Great Food and Good Times
by Chris Becicka

What happens when you take a long-time Mexican restaurant on the Plaza, completely redo it in elegant-comfy-chic, add two small baby grands, and turn the food over to Vic Fontana, longer-time KC restaurateur legend?
You get Frankie's. If I count all the meals I've eaten (both from my and my companions' plates) at this relatively new Plaza restaurant, it's about ten. If the great food critic supervisor in the sky forced me to rate restaurants on a one to ten scale, and if allowed to forget one salad dressing too heavy on the vinegar, I'd have to give this restaurant nearly a ten, too. But I'll get to the food in just a minute.
You know those two pianos? Every Friday and Saturday night, Frankie's breaks away into a rollicking bar and music scene. Two excellent pianists start "dueling," taking requests, and the young crowd drinks, sings, maybe dances and enjoys the cacophony of yelling into each other's ears. Yes, I'm old, I admit it. But all this doesn't start ‘til ten--so you have plenty of time for a delicious meal, served well.
We took that early option first. We had the anniversary dinner--a full meal was $25 and there were two choices.
I had that salad, a good sized and tender lobster tail on risotto, and a scrumptious oozing chocolate cake topped with vanilla ice cream. My portly friend had Yukon potato soup flavored with avocado oil, a perfectly done filet on a Portobello risotto fried cake properly dowsed in a brown reduction sauce, all of which just melted. As did his crème brûlée. Despite our being too full, those perfect desserts slid down blissfully.
That was such a happy experiment, we brought our friends who own the Stone House B&B in Brookside, ready to determine if Chef Jeff Worden, most recently of Café New Yorker and associated often with Fontana, could do four superb meals. He did, beginning with the simple but too often disappointing fettuccine Alfredo. My chubby companion has extremely high standards here, all of which were met. He added a chicken breast (balancing his carbs, you know) which was flavorful and moist for $16.
Friend John, who loves steak more than Italian food, opted for the filet, this time with a béarnaise sauce and garlic whipped potatoes. His plate was spotlessly clean in short order. His wife Janice went for the Wasabi Caesar salad with a blue cheese dressing and since we'd first gobbled down the lobster and shitake pot stickers, and helped ourselves liberally to delicious sesamed bread, declared virtuously that was enough.
I, of course, believe too much will power weakens you, so I chose the special that night, some truly excellent ossobuco which was scrumptiously flavorful and tender. Served with crisp-tender green beans and those mashed potatoes (but do try the special risottos) and resting in its saucy pool, it was a feast for eye and stomach--and the next day's meal as well.
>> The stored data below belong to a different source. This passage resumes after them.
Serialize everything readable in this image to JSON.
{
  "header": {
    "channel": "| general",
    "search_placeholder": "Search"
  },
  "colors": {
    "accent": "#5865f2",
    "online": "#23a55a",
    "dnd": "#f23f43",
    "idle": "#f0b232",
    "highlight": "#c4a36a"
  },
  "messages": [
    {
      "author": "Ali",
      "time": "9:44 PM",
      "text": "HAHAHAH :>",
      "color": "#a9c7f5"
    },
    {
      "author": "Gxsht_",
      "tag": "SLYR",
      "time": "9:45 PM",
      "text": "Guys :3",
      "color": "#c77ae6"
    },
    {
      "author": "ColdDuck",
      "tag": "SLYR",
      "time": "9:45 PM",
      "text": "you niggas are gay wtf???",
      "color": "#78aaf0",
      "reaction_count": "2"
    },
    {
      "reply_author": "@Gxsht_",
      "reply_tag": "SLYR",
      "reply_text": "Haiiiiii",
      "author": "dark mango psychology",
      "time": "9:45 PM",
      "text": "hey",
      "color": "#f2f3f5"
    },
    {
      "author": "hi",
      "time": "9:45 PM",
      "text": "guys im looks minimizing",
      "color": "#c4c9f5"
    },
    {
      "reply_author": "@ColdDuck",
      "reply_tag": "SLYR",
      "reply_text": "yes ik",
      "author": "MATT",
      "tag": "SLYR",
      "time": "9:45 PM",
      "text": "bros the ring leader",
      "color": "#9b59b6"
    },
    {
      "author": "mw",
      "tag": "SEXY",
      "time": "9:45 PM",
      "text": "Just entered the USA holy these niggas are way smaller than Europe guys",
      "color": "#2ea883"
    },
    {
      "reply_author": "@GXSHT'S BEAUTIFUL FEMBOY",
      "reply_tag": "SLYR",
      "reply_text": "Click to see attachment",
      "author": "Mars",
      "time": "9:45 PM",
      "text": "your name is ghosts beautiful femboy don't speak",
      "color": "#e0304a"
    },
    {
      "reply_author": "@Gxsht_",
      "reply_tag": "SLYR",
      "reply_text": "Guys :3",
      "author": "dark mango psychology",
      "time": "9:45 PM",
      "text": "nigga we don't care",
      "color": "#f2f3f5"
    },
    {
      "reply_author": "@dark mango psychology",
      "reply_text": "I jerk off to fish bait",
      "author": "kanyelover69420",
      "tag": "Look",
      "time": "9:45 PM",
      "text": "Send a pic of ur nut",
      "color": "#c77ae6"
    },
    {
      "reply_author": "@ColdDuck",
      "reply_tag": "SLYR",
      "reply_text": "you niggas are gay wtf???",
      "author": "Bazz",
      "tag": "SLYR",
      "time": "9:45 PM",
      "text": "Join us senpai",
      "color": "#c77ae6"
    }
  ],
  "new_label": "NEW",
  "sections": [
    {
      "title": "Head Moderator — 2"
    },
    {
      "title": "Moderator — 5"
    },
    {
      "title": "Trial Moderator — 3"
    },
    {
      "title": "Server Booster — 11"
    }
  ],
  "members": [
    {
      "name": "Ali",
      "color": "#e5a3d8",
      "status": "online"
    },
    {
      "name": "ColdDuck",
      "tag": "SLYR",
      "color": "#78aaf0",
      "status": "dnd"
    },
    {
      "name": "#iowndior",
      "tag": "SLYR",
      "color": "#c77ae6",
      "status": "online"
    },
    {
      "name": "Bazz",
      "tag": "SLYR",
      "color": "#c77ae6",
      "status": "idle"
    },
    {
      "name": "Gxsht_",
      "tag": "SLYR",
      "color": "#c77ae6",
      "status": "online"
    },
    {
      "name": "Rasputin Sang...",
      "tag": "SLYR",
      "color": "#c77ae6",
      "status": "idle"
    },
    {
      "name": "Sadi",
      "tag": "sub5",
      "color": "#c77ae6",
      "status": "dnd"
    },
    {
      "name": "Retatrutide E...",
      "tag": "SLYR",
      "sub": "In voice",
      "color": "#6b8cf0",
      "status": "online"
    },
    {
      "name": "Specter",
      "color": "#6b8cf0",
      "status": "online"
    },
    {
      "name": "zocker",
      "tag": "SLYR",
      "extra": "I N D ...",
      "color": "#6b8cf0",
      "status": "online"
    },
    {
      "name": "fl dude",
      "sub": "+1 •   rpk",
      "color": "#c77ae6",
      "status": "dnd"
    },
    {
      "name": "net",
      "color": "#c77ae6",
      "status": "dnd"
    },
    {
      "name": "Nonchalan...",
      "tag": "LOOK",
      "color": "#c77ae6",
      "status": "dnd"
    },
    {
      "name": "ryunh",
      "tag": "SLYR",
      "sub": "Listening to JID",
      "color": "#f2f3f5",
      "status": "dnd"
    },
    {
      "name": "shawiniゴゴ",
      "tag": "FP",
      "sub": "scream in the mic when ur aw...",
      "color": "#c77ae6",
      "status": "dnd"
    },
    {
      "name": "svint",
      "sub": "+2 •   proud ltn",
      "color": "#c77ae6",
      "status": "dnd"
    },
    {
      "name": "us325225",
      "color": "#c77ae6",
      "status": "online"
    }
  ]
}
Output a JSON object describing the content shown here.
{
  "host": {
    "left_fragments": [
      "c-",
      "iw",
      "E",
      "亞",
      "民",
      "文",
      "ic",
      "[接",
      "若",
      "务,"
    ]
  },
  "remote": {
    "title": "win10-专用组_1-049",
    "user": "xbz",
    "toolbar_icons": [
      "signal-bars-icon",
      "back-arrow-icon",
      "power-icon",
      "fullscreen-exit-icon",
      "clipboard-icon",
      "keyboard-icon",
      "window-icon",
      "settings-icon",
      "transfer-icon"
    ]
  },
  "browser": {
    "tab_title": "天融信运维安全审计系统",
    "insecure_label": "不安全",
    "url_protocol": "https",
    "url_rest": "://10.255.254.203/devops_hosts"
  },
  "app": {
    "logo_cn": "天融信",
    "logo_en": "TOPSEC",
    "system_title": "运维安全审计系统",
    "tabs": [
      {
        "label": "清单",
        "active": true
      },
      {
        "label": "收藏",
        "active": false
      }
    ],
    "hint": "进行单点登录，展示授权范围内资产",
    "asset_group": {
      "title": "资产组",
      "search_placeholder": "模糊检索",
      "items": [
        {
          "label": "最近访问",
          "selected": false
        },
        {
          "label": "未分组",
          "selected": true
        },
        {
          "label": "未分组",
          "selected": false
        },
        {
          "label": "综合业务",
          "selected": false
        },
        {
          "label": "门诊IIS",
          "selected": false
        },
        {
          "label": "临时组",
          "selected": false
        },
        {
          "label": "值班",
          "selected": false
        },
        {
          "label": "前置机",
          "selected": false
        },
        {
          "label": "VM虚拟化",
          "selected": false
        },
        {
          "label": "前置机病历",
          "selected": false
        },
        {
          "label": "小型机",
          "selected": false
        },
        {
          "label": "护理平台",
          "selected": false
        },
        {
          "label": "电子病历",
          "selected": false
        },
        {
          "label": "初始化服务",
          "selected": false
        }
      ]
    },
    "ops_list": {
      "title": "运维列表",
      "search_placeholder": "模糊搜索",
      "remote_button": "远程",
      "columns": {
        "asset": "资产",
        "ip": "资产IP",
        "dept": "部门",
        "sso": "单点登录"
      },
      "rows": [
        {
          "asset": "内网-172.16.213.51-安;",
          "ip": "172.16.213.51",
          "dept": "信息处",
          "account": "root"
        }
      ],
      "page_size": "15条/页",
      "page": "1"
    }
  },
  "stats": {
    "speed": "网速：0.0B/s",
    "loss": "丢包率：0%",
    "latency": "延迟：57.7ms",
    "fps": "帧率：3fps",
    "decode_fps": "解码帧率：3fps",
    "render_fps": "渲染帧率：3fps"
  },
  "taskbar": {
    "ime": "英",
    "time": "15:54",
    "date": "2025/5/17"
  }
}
We finished with two desserts--I had excused myself for a minute and all I can tell you about them is that my friends looked really happy and not very guilty.
Lunch time is now reserved for business meetings and corporate events. The restaurant seats 80 on the bottom floor, 45 above. "The intent is to make customized menus available with both privacy and flexibility at a reasonable price," explains Chef Worden. At all times, the extensive bar with a moderately priced wine and about 20 wines by the glass are available. Happy hours are afternoons and evenings after 9 p.m. and wine dinners and special events are frequent.
Frankie's location, past both barbeque and hamburgers, is not one you stumble upon in your quest for souvenirs. But, you should take that little walk and end up there--it is a great value, great fun, and great food. It's the Plaza, without the disadvantages.
Frankie's Chef Jeff Worden showcases the restaurant's fare at one of KC's truly fun dining and entertainment establishments.